His dissertation? Bureaucratic Politics in 18th Century China. “I love reading a lot of what people [consider to be] boring things about bureaucratic statues,” he shrugged. “People [from] 250 years ago are the same as we are now. They don’t like each other, they attack each other—it’s kind of fun.”
When asked whether his path was typical of history Ph.D. students, he explained that, “people would study what helps them. In East Asian history, you need to know two foreign languages in addition to English. I decided I wanted to learn Japanese because there’s a lot of scholarship in Japan on Chinese history. I had a friend in grad school who was studying Chinese immigration to Cuba, so her languages were Chinese and Spanish. It could be very different depending on what you want to do. You’re always applying for scholarships, fellowships, funding from your university [to do so]. It’s a lot of traveling in general. You can do the things you want to, but also the things you need to.”
The time in grad school was not without its consequences, but those consequences seem much less important to Dr. Chiang in hindsight.
“It was pretty long and grueling, but I think my friends sort of envied me—the ones who graduated from college and went to work right away—because I was traveling around. I was kind of envious of them because they had jobs and money and cars and houses,” he laughed. “I was working off $12,000 a year in grad school.”
After pursuing what he called the “standard” route for those “long and grueling” years, Dr. Chiang began his career in academia.
“I worked at a couple different schools. Mount Holyoke College in Massachusetts—that was a really great experience because being in a place where it’s just women can be really good for a lot of students. Women don’t have to deal with men, and you know how men can be kind of condescending or discouraging. So I thought it was great to be in that environment where women are encouraged to be whatever they want."
“I taught at Drake University in Iowa for a number of years, and then I wanted to move out of Iowa. As much as I love the Midwest and Michigan, I didn’t want to spend all my time in the Midwest. But nothing against Iowa,” he added. “And then six years ago, maybe seven now, I came to Regis. Colorado gets me a little closer to California, it’s in the West, and that’s the story of how I ended up here.”
His advice for the soon to be graduate students planning to live on the no-house-no-car life is, in his words, “very Regis-y.” He explained that, throughout his path, he ignored the money-related realities that came with following his passion. Though he found himself occasionally envious of the friends who earned promotions and bought houses while “all [his] stuff fit into this tiny storage place,” the importance of learning motivated him to continue his path.
“For me, it’s that old hat stereotype of ‘do what you love.’ Especially when you’re just out of college. You can try different things and find out that you don’t like them, or maybe find out that you do.
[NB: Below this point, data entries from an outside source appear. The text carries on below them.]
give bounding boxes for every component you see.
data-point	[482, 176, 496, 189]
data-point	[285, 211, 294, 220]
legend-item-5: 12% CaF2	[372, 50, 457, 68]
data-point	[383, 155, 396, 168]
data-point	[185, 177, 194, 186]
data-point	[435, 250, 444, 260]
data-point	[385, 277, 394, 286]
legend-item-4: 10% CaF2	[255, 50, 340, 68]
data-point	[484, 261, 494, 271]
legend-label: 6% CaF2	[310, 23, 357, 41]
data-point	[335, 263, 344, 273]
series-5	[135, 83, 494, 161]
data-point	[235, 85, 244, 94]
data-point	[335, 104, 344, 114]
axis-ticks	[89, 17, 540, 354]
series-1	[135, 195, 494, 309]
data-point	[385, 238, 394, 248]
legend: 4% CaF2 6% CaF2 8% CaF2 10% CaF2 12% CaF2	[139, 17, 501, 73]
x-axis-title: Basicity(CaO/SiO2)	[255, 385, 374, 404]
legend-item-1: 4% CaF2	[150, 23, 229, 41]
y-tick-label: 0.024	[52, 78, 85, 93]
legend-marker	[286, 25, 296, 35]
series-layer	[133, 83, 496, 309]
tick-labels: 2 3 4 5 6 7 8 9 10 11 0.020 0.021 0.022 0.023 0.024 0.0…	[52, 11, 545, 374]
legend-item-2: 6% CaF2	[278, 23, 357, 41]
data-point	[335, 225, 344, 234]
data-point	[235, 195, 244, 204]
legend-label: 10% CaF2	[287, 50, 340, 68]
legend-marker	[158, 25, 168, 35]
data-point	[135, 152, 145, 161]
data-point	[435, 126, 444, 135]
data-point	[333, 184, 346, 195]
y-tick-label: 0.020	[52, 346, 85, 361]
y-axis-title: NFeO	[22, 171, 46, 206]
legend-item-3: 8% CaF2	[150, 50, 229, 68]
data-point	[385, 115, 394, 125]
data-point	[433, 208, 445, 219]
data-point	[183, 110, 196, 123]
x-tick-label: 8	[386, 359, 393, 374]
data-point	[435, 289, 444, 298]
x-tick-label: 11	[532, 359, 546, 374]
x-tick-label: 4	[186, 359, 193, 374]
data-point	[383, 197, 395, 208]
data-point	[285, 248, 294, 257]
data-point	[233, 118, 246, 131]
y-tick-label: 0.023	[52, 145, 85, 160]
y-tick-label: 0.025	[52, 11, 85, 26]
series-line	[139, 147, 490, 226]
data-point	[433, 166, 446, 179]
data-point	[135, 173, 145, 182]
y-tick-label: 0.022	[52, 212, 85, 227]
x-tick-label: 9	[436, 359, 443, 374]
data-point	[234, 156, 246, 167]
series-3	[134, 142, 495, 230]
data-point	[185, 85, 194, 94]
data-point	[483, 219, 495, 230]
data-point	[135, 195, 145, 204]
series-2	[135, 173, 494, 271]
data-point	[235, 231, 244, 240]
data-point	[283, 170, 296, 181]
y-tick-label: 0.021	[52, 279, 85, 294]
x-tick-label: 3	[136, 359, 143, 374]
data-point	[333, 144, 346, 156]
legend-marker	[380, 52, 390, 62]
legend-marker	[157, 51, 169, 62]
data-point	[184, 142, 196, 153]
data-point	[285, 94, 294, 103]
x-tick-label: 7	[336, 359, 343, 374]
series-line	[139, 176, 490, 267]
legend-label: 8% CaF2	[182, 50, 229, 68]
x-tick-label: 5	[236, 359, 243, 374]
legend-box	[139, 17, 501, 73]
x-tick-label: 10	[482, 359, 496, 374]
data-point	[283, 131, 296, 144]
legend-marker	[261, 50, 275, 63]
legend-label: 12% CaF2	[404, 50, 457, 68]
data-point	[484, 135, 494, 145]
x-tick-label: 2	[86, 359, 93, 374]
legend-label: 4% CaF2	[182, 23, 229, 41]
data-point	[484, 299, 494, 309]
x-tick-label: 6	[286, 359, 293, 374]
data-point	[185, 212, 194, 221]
I think, if I really wanted to continue working at a medical device company, I could have...even though I’m not sure how I could do well in something that involves science,” joked Dr. Chiang as he explained how his time at the medical device company contributed to his success and motivation as a graduate student. “I have a cousin who was a French major in undergrad. She’s now a pediatrician. Even if it’s a detour, [you] have the time to try and do what you love. You can fail, but when you’re 23 or 25, it doesn’t really matter.”